Les copains, aujourd’hui on va encore reparler boulot. Je sais, ça vire limite à la névrose obsessionnelle ce truc, mais je crois que c’est l’effet no holiday qui commence à me taper sur l’occiput. Enfin.
Dans la rue où je travaille, il y a un magasin très étrange. Une sorte d’échoppe 40′s, à l’époque où ils connaissaient pas les vitrines minimalistes genre Sonia Rykiel. Non, à l’époque ils peignaient directement ce qu’ils vendaient sur le mur. Comme ça c’était plus simple : si tu voulais diversifier ta marchandise, tu pouvais pas, ou alors fallait te coltiner l’effacement et le rafraîchissement du pinceau. Une boutique tout le temps fermée, spécialisée dans des alcools que presque plus personne ne boit, donc que plus personne n’achète.
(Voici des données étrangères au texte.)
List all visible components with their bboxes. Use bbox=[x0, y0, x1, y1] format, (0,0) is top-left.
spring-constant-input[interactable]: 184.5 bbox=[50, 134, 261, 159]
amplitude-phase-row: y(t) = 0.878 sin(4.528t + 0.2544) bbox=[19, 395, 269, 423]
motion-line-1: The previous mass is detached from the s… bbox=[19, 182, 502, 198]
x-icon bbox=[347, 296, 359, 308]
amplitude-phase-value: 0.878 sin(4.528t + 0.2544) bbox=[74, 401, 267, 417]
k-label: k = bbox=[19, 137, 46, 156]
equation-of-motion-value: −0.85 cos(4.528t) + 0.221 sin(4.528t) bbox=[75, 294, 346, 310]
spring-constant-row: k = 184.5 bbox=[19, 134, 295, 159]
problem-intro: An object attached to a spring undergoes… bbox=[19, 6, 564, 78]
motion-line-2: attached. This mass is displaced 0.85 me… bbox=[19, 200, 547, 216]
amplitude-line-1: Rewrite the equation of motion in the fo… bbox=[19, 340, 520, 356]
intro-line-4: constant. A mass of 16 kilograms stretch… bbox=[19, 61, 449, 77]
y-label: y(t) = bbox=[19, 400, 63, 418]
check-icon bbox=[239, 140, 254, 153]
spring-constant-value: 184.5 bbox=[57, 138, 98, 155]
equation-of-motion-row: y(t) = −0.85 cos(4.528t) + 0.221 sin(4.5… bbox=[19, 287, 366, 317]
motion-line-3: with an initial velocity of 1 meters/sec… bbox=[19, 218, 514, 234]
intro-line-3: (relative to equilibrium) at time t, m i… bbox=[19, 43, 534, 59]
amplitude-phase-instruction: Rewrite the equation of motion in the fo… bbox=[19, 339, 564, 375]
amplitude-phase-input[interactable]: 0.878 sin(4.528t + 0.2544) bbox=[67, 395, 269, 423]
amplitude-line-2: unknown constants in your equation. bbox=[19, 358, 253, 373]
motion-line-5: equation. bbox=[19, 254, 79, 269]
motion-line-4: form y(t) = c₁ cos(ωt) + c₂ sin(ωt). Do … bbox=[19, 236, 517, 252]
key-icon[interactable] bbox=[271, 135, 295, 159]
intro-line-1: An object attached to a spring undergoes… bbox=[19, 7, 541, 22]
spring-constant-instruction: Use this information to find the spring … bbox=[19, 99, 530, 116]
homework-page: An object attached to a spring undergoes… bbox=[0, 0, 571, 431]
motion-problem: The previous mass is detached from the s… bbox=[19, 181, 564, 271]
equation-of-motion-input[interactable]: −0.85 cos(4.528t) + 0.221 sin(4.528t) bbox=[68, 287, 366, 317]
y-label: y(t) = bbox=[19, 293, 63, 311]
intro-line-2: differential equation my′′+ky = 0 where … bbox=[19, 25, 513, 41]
Ils sont tellement plus du tout up-to-date que le numéro de téléphone est encore à 8 chiffres.


Il est de notoriété publique que Paris est la ville des névrosés. C’est bien beau d’avoir un salaire 15% supérieur à la province, d’avoir les tendances avant tout le monde, de profiter de toutes les sorties culturelles et de la Foire du Trône, mais ça ne garantit pas que dans nos têtes, ça soit bien clair.